Erfurt. Wegfall der Notbetreuung bringt auch Mitarbeiter in Altenpflege und Medizin in große Zwänge

„Erst waren wir systemrelevant, jetzt sollen wir zusehen, wie wir klar kommen“: Die Altenpflegerin, sie will anonym bleiben, klingt am Telefon aufgebracht. Sie arbeitet in einem mobilen Pflegedienst im Weimarer Land. Vor einer Woche beendete der Kindergarten ihres Sohnes die Notbetreuung und stellte auf eingeschränkten Regelbetrieb um: mit verkürzter Öffnung und im wöchentlichen Wechsel der Gruppe. In der vergangenen Woche musste ihr Sohn zu Hause bleiben. Sie konnte nur deshalb für ihre Senioren da sein, weil ihre Mutter im selben Pflegedienst arbeitet. Sie übergaben sich im fliegenden Wechsel das Kind. Aber auch das geht nur, bemerkt sie, wenn sie ihre Schicht zwei Stunden eher beendet. Die Arbeit müssen dann die Kolleginnen übernehmen.

Bei Krankenschwester Carolin Friedrich springt derzeit eine Nachbarin ein, um die Lücken in den Betreuungszeiten zu schließen.

Tabea Arndt, Krankenschwester in der Intensivmedizin an der Uniklinik Jena, bekam in dieser Woche einen Elternbrief vom Kindergarten, der das Ende der Notbetreuung ab 2. Juni ankündigte. Auch ihr Mann arbeitet als Krankenpfleger. In der nächsten Woche, sagt sie, bekommen wir das mit unseren unterschiedlichen Schichten noch irgendwie hin; wie die Lösung danach aussehen soll, wissen sie nicht.
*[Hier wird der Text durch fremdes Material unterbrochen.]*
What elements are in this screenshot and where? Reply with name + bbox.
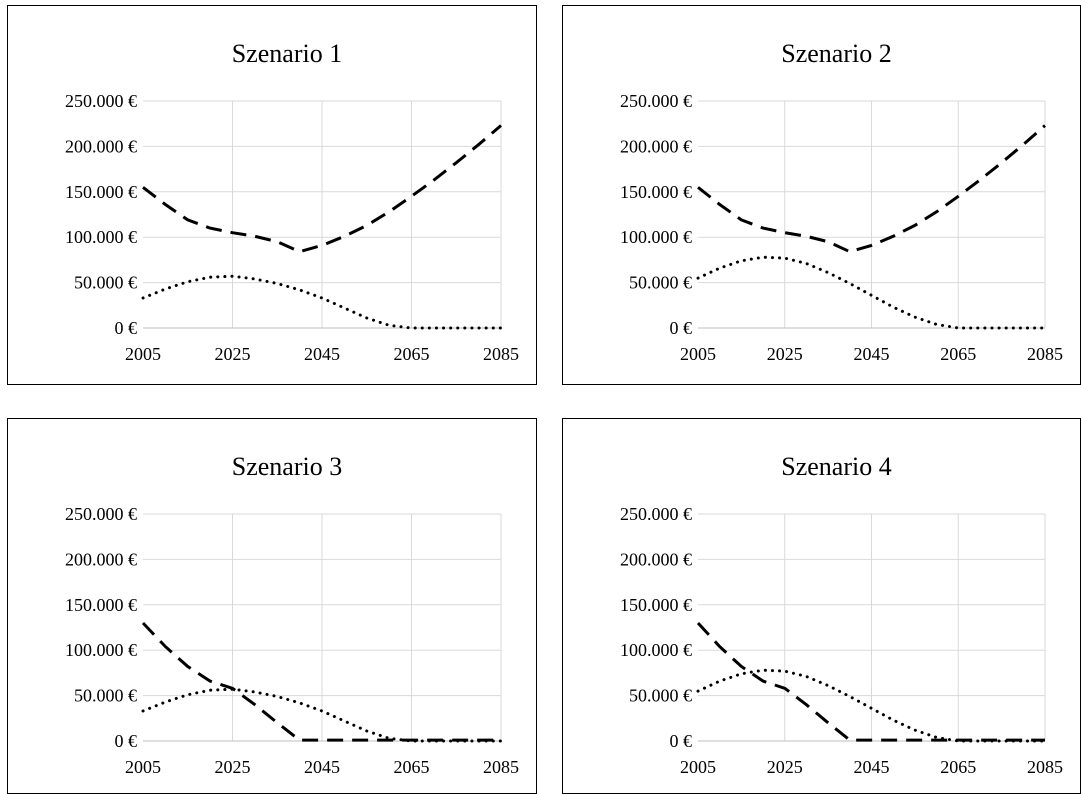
y-tick-label: 250.000 € bbox=[65, 504, 137, 524]
x-tick-label: 2005 bbox=[125, 757, 161, 777]
chart-svg: Szenario 1 0 € 50.000 € 100.000 € 150.000 € 2… bbox=[65, 39, 519, 364]
y-tick-label: 50.000 € bbox=[629, 686, 692, 706]
chart-title: Szenario 3 bbox=[232, 452, 342, 481]
chart-title: Szenario 2 bbox=[781, 39, 891, 68]
x-tick-label: 2065 bbox=[394, 344, 430, 364]
y-tick-label: 200.000 € bbox=[620, 549, 692, 569]
series-line-dotted bbox=[141, 687, 503, 743]
x-tick-label: 2005 bbox=[680, 757, 716, 777]
x-tick-label: 2085 bbox=[483, 757, 519, 777]
x-tick-label: 2005 bbox=[125, 344, 161, 364]
y-tick-label: 100.000 € bbox=[620, 227, 692, 247]
chart-panel-scenario-2: Szenario 2 0 € 50.000 € 100.000 € 150.000 € 2… bbox=[562, 5, 1081, 385]
chart-title: Szenario 1 bbox=[232, 39, 342, 68]
x-tick-label: 2025 bbox=[767, 344, 803, 364]
x-tick-label: 2065 bbox=[940, 757, 976, 777]
chart-svg: Szenario 4 0 € 50.000 € 100.000 € 150.000 € 2… bbox=[620, 452, 1063, 777]
x-tick-label: 2085 bbox=[1027, 757, 1063, 777]
x-tick-label: 2045 bbox=[304, 757, 340, 777]
x-tick-label: 2045 bbox=[304, 344, 340, 364]
series-line-dotted bbox=[696, 255, 1047, 330]
y-tick-label: 150.000 € bbox=[65, 182, 137, 202]
x-tick-label: 2065 bbox=[394, 757, 430, 777]
series-line-dashed bbox=[696, 621, 1045, 742]
chart-panel-scenario-3: Szenario 3 0 € 50.000 € 100.000 € 150.000 € 2… bbox=[7, 418, 537, 794]
y-tick-label: 200.000 € bbox=[65, 136, 137, 156]
y-tick-label: 0 € bbox=[670, 731, 693, 751]
y-tick-label: 100.000 € bbox=[65, 640, 137, 660]
x-tick-label: 2045 bbox=[854, 344, 890, 364]
y-tick-label: 50.000 € bbox=[74, 273, 137, 293]
y-tick-label: 150.000 € bbox=[620, 595, 692, 615]
x-tick-label: 2025 bbox=[215, 757, 251, 777]
chart-panel-scenario-1: Szenario 1 0 € 50.000 € 100.000 € 150.000 € 2… bbox=[7, 5, 537, 385]
x-tick-label: 2065 bbox=[940, 344, 976, 364]
y-tick-label: 100.000 € bbox=[620, 640, 692, 660]
series-line-dotted bbox=[696, 668, 1047, 743]
chart-svg: Szenario 3 0 € 50.000 € 100.000 € 150.000 € 2… bbox=[65, 452, 519, 777]
y-tick-label: 50.000 € bbox=[74, 686, 137, 706]
y-tick-label: 250.000 € bbox=[620, 91, 692, 111]
y-tick-label: 0 € bbox=[115, 318, 138, 338]
y-tick-label: 0 € bbox=[670, 318, 693, 338]
y-tick-label: 100.000 € bbox=[65, 227, 137, 247]
x-tick-label: 2005 bbox=[680, 344, 716, 364]
y-tick-label: 200.000 € bbox=[65, 549, 137, 569]
x-tick-label: 2025 bbox=[215, 344, 251, 364]
x-tick-label: 2085 bbox=[1027, 344, 1063, 364]
y-tick-label: 150.000 € bbox=[65, 595, 137, 615]
x-tick-label: 2045 bbox=[854, 757, 890, 777]
x-tick-label: 2085 bbox=[483, 344, 519, 364]
y-tick-label: 250.000 € bbox=[620, 504, 692, 524]
series-line-dashed bbox=[141, 621, 501, 742]
chart-svg: Szenario 2 0 € 50.000 € 100.000 € 150.000 € 2… bbox=[620, 39, 1063, 364]
series-line-dashed bbox=[142, 124, 502, 254]
y-tick-label: 250.000 € bbox=[65, 91, 137, 111]
series-line-dotted bbox=[141, 274, 503, 330]
y-tick-label: 0 € bbox=[115, 731, 138, 751]
x-tick-label: 2025 bbox=[767, 757, 803, 777]
series-line-dashed bbox=[697, 124, 1046, 254]
y-tick-label: 50.000 € bbox=[629, 273, 692, 293]
chart-title: Szenario 4 bbox=[781, 452, 891, 481]
chart-panel-scenario-4: Szenario 4 0 € 50.000 € 100.000 € 150.000 € 2… bbox=[562, 418, 1081, 794]
y-tick-label: 150.000 € bbox=[620, 182, 692, 202]
y-tick-label: 200.000 € bbox=[620, 136, 692, 156]
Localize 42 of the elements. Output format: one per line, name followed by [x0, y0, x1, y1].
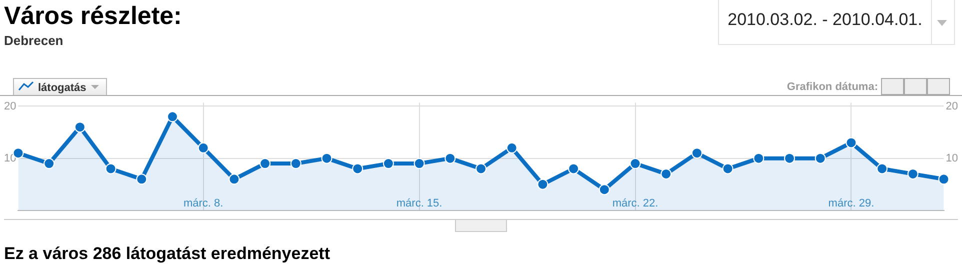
x-tick-label: márc. 15.	[396, 197, 442, 210]
point	[382, 158, 394, 170]
point	[74, 122, 86, 133]
point	[260, 158, 271, 170]
point	[414, 158, 425, 170]
point	[136, 174, 148, 185]
point	[537, 178, 548, 190]
text: Grafikon dátuma:	[786, 81, 878, 93]
point	[476, 163, 486, 174]
point	[290, 158, 302, 170]
point	[506, 142, 518, 154]
point	[722, 163, 734, 174]
point	[598, 184, 610, 196]
point	[228, 174, 240, 185]
point	[44, 158, 55, 170]
point	[166, 111, 178, 122]
point	[568, 163, 580, 174]
x-tick-label: márc. 22.	[612, 197, 658, 210]
point	[352, 163, 364, 174]
point	[321, 152, 332, 164]
text: 2010.03.02. - 2010.04.01.	[718, 0, 932, 45]
point	[784, 152, 796, 164]
y2-tick-label: 10	[946, 152, 958, 164]
chart-subtitle: Debrecen	[4, 33, 64, 48]
point	[907, 168, 918, 180]
point	[814, 152, 826, 164]
point	[876, 163, 888, 174]
y2-tick-label: 20	[946, 100, 958, 112]
point	[660, 168, 672, 180]
legend-label: látogatás	[38, 82, 86, 94]
point	[691, 148, 702, 159]
point	[198, 142, 209, 154]
x-tick-label: márc. 8.	[183, 197, 224, 210]
point	[630, 158, 641, 170]
point	[105, 163, 116, 174]
point	[444, 152, 456, 164]
point	[938, 174, 950, 185]
x-tick-label: márc. 29.	[828, 197, 874, 210]
point	[753, 152, 764, 164]
chart-title: Város részlete:	[4, 2, 182, 31]
text: Ez a város 286 látogatást eredményezett	[4, 244, 330, 264]
point	[846, 137, 857, 148]
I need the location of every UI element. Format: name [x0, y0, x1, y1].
Die Dienstpläne sind geschrieben, sagt sie, und wir sind nicht die Einzigen mit dem Problem.

Mit dem Organisationstalentam Ende

Gleichlautendes erzählt auch eine Kollegin aus der Geriatrie. Spätestens am kommenden Freitag wird sie mit ihrem Organisationstalent am Ende sein und zwei Stunden verspätet zum Dienst auf der Station erscheinen können, weil der Kindergarten zu spät öffnet.

Viele solcher Notrufe gingen in den vergangenen Tagen im Landesbezirk der Dienstleistungsgewerkschaft Verdi ein. Die Tonlage: zwischen Unverständnis, Ratlosigkeit und Enttäuschung. Der Wegfall der Notbetreuung habe Kollegen im Medizinischen Bereich und in der Pflege ratlos zurückgelassen, konstatiert Verdi-Mitarbeiter Philipp Motzke. Gerade noch seien die Mitarbeiter in Pflege und Medizin als Helden beklatscht worden, dann wurden sie bei den Neuregelungen offensichtlich vergessen.

Wenn in den Einrichtungen ab Mitte Juni das Wechselmodell entfallen soll, sei das natürlich zu begrüßen. Allerdings bleiben die Öffnungszeiten unklar, außerdem müsse die Zeit bis dahin ja auch noch bewältigt werden. Vor allem aber: Es sei enttäuschend, wie schnell die beschworene Systemrelevanz der Kollegen keine Rolle mehr spiele.